Americans who find themselves cynical or even bored over presidential politics here will find intrigue and drama galore in Egypt. The first presidential elections since Hosni Mubarak‘s ouster will take place on May 23-24 and the various campaigns have been scrambling in these final weeks.
The President holds vast power in Egypt, appointing the Prime Minister and heading the armed forces as well as the Executive Branch. Parties are submitting multiple candidates for the race, other candidates are being disqualified over things like their mother’s passports, and Hosni Mubarak’s vice president slipped into the race. The most popular party wasn’t even going to put forth a candidate, and then changed its mind, angering some Egyptians.
All in all, at the moment there are 23 declared candidates for president. Some, though, have already been rejected.
The Egyptian State Council administrative court disqualified Ayman Nour, a liberal who lost to Hosni Mubarak in 2005, on grounds that he’d been imprisoned until recently (even though the conviction looked like political retribution and he was recently pardoned). Egyptian law says that Egyptians cannot run for office until six years after their release from prison.
That may also disqualify Khairat al-Shater the preferred candidate of the Muslim Brotherhood, Egypt’s dominant political party. The Muslim Brotherhood released a statement cited in the al-Jazeera story above and elsewhere, noting that “There are attempts to create barriers for some candidates.” The statement added that “because we are protecting the success of the revolution and all of its goals … we have decided as the Brotherhood and its party to nominate Mohammed Morsi as our backup candidate for president.”
The Brotherhood had initially said it wasn’t going to run anyone for president. That was because it dominated elections for the Egyptian parliament, and it wanted to show that Egypt would not be a one-party state.

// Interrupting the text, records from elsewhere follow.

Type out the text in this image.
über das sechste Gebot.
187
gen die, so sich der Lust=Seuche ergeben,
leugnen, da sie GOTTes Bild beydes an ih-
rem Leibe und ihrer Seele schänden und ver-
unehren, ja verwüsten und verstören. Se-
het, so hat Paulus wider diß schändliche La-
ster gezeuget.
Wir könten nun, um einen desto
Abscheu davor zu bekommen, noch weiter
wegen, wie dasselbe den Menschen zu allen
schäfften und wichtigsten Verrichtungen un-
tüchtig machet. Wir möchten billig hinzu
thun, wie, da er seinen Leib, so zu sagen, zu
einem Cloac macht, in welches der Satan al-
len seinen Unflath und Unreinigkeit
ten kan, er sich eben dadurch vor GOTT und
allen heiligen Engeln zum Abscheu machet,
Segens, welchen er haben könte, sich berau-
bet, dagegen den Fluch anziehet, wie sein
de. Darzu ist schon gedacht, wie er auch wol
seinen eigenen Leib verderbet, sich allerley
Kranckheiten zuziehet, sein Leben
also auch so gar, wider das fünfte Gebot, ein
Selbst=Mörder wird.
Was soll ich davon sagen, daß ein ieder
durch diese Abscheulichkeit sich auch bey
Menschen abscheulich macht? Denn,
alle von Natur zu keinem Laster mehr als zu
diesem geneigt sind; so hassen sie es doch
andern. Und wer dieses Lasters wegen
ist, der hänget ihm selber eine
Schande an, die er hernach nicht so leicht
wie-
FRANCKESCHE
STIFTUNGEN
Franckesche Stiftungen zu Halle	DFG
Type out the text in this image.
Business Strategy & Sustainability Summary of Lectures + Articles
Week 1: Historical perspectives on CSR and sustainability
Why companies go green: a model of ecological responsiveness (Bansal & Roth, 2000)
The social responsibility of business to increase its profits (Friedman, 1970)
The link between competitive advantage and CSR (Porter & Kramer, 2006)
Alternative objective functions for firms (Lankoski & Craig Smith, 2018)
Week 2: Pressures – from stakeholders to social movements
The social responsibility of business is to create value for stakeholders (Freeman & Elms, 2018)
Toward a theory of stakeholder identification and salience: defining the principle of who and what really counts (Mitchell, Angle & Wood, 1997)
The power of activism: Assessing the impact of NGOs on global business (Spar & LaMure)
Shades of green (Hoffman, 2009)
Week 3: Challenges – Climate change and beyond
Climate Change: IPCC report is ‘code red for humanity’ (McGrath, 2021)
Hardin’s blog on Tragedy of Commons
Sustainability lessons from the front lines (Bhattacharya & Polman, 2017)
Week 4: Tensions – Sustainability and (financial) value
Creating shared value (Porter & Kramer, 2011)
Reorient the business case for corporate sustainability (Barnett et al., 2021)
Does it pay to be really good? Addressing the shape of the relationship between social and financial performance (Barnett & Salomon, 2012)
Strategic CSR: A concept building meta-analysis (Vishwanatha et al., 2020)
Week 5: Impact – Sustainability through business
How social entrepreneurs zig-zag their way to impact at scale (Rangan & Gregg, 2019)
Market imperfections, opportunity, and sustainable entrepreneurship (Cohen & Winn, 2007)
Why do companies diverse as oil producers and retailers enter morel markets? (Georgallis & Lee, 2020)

Meanwhile, Hazem Abu Ismail, an imam seen as an ultraconservative, has been disqualified because his mother apparently became a naturalized U.S. citizen shortly before her death, and traveled using a U.S. passport. Egyptian election rules require Egyptian citizenship for candidates, their parents and their wives (the only woman who declared herself a candidate for president failed to garner enough signatures to run). Ismail’s supporters have flooded U.S. President Barack Obama’s Facebook re-election campaign page with requests that the U.S. government reveal documents related to her citizenship.

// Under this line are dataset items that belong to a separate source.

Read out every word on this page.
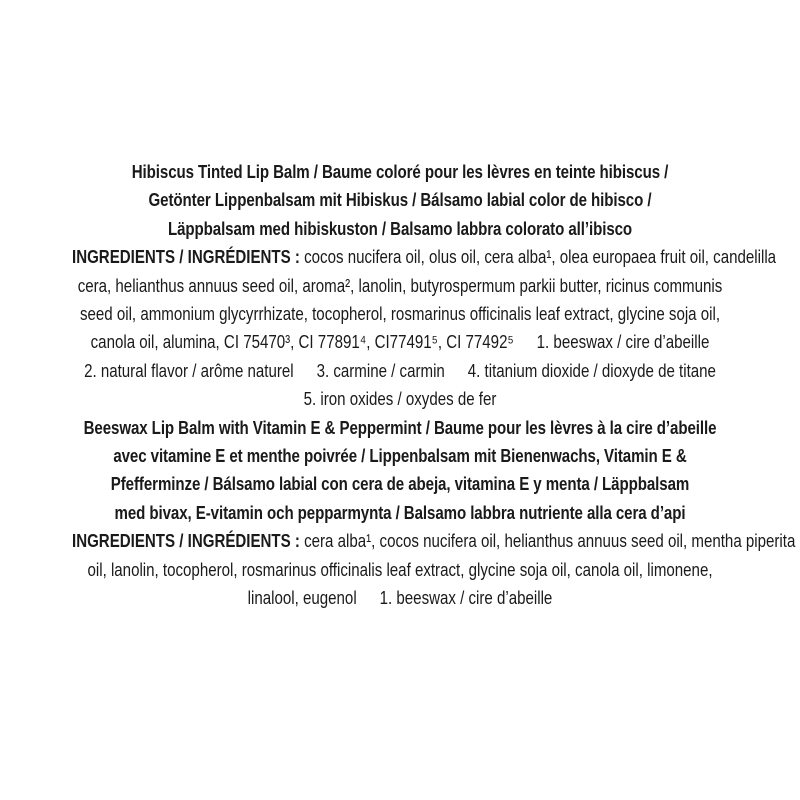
Hibiscus Tinted Lip Balm / Baume coloré pour les lèvres en teinte hibiscus /
Getönter Lippenbalsam mit Hibiskus / Bálsamo labial color de hibisco /
Läppbalsam med hibiskuston / Balsamo labbra colorato all’ibisco
INGREDIENTS / INGRÉDIENTS : cocos nucifera oil, olus oil, cera alba¹, olea europaea fruit oil, candelilla
cera, helianthus annuus seed oil, aroma², lanolin, butyrospermum parkii butter, ricinus communis
seed oil, ammonium glycyrrhizate, tocopherol, rosmarinus officinalis leaf extract, glycine soja oil,
canola oil, alumina, CI 75470³, CI 77891⁴, CI77491⁵, CI 77492⁵ 1. beeswax / cire d’abeille
2. natural flavor / arôme naturel 3. carmine / carmin 4. titanium dioxide / dioxyde de titane
5. iron oxides / oxydes de fer
Beeswax Lip Balm with Vitamin E & Peppermint / Baume pour les lèvres à la cire d’abeille
avec vitamine E et menthe poivrée / Lippenbalsam mit Bienenwachs, Vitamin E &
Pfefferminze / Bálsamo labial con cera de abeja, vitamina E y menta / Läppbalsam
med bivax, E-vitamin och pepparmynta / Balsamo labbra nutriente alla cera d’api
INGREDIENTS / INGRÉDIENTS : cera alba¹, cocos nucifera oil, helianthus annuus seed oil, mentha piperita
oil, lanolin, tocopherol, rosmarinus officinalis leaf extract, glycine soja oil, canola oil, limonene,
linalool, eugenol 1. beeswax / cire d’abeille
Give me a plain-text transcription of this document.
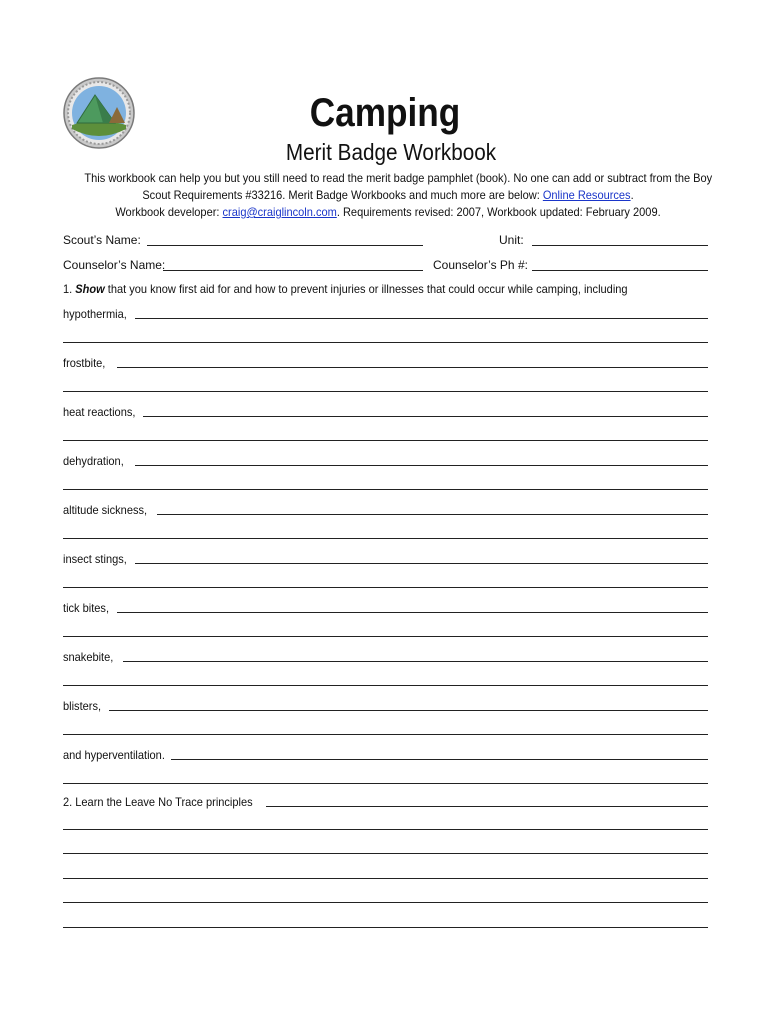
Camping
Merit Badge Workbook
This workbook can help you but you still need to read the merit badge pamphlet (book). No one can add or subtract from the Boy
Scout Requirements #33216. Merit Badge Workbooks and much more are below: Online Resources.
Workbook developer: craig@craiglincoln.com. Requirements revised: 2007, Workbook updated: February 2009.
Scout’s Name:	Unit:
Counselor’s Name:	Counselor’s Ph #:
1. Show that you know first aid for and how to prevent injuries or illnesses that could occur while camping, including
hypothermia,
frostbite,
heat reactions,
dehydration,
altitude sickness,
insect stings,
tick bites,
snakebite,
blisters,
and hyperventilation.
2. Learn the Leave No Trace principles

Finally, former general and Mubarak vice president Omar Suleiman stepped into the race just an hour or so before Sunday’s deadline. Some Egyptians immediately assailed him as the candidate for the status quo, the person the military would back so it could appear as if it were supporting democracy without giving up real power. But Steven A. Cook, an Egypt watcher at the Council on Foreign Relations, noted that the military does not actually appear to have much love for Suleiman.
“He is not a member of the military council, and there are rumors that the [Supreme Council of the Armed Forces] was somehow involved in a botched assassination attempt on Suleiman during the uprising,” Cook notes.
As a bonus for politics junkies, Egypt’s election cycle makes the U.S.’s look glacial. Egypt’s elections happen May 23 and 24, but the election field won’t even be set until April 26.